IFFT taking orders of magnitude more than FFT

Question

I'm trying to resample a 1-D signal using an FFT method (basically, the one from scipy.signal). However, the code is taking forever to run, even though my input signal is a power of two in length. After looking at profiling, I found the root of the problem.

Basically, this method takes an FFT, then removes part of the fourier spectrum, then takes an IFFT to bring it back to the time domain at a lower sampling rate.

The problem is that that the IFFT is taking far longer to run than the FFT:

ncalls tottime percall cumtime percall filename:lineno(function) 1 6263.996 6263.996 6263.996 6263.996 basic.py:272(ifft) 1 1.076 1.076 1.076 1.076 basic.py:169(fft)

I assume that this has something to do with the amount of fourier points remaining after the cutoff. That said, this is an incredible slowdown so I want to make sure that:

A. This behavior is semi-reasonable and isn't definitely a bug.
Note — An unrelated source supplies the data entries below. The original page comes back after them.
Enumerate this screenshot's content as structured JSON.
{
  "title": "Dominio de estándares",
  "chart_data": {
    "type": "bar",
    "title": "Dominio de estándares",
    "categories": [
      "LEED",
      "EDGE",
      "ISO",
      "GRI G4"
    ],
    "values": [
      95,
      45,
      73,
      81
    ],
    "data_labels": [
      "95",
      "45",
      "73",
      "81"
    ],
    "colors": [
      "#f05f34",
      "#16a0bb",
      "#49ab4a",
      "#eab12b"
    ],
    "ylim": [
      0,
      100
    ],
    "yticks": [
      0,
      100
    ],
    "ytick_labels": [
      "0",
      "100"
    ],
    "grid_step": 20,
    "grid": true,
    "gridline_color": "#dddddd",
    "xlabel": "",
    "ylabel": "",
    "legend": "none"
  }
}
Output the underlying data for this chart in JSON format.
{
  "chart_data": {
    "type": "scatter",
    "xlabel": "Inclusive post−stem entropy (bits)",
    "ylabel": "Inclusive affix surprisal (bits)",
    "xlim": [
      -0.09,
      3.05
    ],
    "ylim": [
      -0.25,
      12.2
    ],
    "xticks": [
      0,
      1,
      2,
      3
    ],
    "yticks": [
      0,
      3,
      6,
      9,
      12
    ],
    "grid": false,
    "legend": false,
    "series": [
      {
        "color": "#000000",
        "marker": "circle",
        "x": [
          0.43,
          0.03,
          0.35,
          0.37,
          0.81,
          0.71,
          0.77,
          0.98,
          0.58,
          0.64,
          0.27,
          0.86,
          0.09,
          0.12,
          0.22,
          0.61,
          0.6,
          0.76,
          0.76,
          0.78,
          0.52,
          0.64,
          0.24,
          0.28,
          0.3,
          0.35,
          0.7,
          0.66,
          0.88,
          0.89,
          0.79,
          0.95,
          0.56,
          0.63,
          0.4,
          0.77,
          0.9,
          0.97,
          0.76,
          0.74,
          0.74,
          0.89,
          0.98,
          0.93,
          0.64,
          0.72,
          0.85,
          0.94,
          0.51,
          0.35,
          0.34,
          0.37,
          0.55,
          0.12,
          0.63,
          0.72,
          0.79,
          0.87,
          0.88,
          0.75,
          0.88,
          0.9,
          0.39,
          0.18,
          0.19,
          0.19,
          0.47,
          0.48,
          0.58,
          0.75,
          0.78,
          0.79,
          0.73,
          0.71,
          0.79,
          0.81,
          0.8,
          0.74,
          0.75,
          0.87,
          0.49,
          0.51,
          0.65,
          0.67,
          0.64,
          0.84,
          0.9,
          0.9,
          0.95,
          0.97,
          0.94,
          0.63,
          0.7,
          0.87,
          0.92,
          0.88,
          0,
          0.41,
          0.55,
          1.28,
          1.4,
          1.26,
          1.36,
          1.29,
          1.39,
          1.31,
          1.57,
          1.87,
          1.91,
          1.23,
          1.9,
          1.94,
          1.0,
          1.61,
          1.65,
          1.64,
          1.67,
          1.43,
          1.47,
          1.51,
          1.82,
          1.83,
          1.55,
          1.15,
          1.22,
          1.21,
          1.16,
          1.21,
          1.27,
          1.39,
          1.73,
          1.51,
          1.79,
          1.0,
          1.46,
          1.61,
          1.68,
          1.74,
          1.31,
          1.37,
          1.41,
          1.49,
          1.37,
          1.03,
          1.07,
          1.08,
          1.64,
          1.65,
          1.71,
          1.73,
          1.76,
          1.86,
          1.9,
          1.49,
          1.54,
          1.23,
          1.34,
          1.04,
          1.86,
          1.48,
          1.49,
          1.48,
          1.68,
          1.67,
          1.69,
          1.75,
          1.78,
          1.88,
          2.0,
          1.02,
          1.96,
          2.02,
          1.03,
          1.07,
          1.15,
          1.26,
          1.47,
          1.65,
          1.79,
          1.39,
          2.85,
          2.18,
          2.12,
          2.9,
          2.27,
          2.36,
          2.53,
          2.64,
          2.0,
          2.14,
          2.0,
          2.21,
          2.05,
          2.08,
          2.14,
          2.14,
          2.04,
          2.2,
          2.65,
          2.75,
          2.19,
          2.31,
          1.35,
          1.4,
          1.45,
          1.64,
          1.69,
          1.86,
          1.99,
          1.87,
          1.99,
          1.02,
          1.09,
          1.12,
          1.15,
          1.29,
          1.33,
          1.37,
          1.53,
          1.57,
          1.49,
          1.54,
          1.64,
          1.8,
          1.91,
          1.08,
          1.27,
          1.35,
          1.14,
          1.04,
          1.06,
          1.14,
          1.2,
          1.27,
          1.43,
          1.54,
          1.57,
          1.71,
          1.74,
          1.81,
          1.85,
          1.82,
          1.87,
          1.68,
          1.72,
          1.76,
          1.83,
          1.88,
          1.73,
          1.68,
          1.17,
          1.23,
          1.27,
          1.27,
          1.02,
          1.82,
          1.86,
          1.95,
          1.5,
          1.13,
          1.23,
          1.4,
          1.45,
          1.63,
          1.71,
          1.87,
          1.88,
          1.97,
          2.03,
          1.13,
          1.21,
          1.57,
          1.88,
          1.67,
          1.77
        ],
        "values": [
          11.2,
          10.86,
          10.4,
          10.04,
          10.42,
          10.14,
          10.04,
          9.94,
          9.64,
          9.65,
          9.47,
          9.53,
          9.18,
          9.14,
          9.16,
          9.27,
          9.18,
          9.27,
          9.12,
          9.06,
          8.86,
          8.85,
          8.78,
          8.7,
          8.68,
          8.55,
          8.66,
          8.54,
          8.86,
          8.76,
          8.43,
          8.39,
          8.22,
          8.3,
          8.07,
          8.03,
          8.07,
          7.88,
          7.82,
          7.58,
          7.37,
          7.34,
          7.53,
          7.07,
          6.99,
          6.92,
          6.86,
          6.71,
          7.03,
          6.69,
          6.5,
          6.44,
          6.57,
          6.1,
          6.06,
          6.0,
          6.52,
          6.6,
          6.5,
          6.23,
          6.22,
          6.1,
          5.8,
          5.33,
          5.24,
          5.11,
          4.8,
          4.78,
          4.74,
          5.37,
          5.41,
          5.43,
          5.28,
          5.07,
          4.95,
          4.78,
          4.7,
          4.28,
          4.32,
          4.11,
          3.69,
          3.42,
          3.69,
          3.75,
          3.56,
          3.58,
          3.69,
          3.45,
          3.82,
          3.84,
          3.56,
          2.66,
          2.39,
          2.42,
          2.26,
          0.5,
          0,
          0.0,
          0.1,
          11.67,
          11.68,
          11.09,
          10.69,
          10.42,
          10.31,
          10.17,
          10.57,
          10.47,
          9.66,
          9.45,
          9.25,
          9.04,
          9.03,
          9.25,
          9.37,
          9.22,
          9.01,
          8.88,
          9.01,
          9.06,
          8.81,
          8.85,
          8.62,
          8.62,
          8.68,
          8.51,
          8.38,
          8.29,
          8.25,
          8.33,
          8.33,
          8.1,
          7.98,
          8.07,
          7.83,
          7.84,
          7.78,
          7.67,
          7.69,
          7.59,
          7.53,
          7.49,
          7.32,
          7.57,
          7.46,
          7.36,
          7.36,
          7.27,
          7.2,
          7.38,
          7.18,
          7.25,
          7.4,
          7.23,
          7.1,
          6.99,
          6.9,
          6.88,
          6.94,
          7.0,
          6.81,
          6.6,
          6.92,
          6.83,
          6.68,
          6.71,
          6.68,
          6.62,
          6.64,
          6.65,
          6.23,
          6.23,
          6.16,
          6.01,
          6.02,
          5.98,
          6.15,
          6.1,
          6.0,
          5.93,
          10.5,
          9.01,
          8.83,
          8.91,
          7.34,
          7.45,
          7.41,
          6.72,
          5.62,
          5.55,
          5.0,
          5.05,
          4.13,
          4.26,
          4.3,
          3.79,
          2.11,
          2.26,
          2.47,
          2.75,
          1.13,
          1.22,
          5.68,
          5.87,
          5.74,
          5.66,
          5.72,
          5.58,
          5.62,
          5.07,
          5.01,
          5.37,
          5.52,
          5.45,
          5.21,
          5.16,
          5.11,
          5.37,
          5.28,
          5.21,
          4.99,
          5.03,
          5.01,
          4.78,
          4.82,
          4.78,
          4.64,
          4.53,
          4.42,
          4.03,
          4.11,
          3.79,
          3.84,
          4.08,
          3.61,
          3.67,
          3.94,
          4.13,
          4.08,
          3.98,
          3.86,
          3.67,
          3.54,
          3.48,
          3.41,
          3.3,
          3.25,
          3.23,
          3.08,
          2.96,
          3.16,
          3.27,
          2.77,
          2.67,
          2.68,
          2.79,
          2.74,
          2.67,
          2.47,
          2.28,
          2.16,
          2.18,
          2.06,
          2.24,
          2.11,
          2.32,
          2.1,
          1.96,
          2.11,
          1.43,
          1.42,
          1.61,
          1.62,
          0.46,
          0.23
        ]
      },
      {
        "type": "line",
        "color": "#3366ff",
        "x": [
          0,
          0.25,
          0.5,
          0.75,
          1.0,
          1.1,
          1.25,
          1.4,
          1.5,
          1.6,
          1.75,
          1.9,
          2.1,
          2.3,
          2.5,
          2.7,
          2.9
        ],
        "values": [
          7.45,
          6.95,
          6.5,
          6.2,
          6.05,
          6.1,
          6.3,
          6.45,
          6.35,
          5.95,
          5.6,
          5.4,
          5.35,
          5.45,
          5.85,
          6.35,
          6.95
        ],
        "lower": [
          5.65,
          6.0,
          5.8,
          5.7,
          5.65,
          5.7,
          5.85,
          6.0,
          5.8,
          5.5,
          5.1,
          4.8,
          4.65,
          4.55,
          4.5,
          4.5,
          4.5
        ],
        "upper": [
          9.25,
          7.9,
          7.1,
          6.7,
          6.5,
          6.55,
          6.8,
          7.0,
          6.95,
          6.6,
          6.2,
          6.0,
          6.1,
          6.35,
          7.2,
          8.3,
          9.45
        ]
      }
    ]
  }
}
B. What could I do to avoid this problem and still downsample effectively.

Right now I can pad my input signal to a power of two in order to make the FFT run really quickly, but not sure how to do the same kind of thing for the reverse operation. I didn't even realize that this was an issue for IFFTs :P

Answer 1

If your IFFT's length is different from that of the FFT, and the length of the IFFT isn't composed of only very small prime factors (2,3,etc.), then the efficiency can drop off significantly.

Thus, this method of resampling is only efficient if the two sample rates are different by ratios with small prime factors, such as 2, 3 and 7 (hint).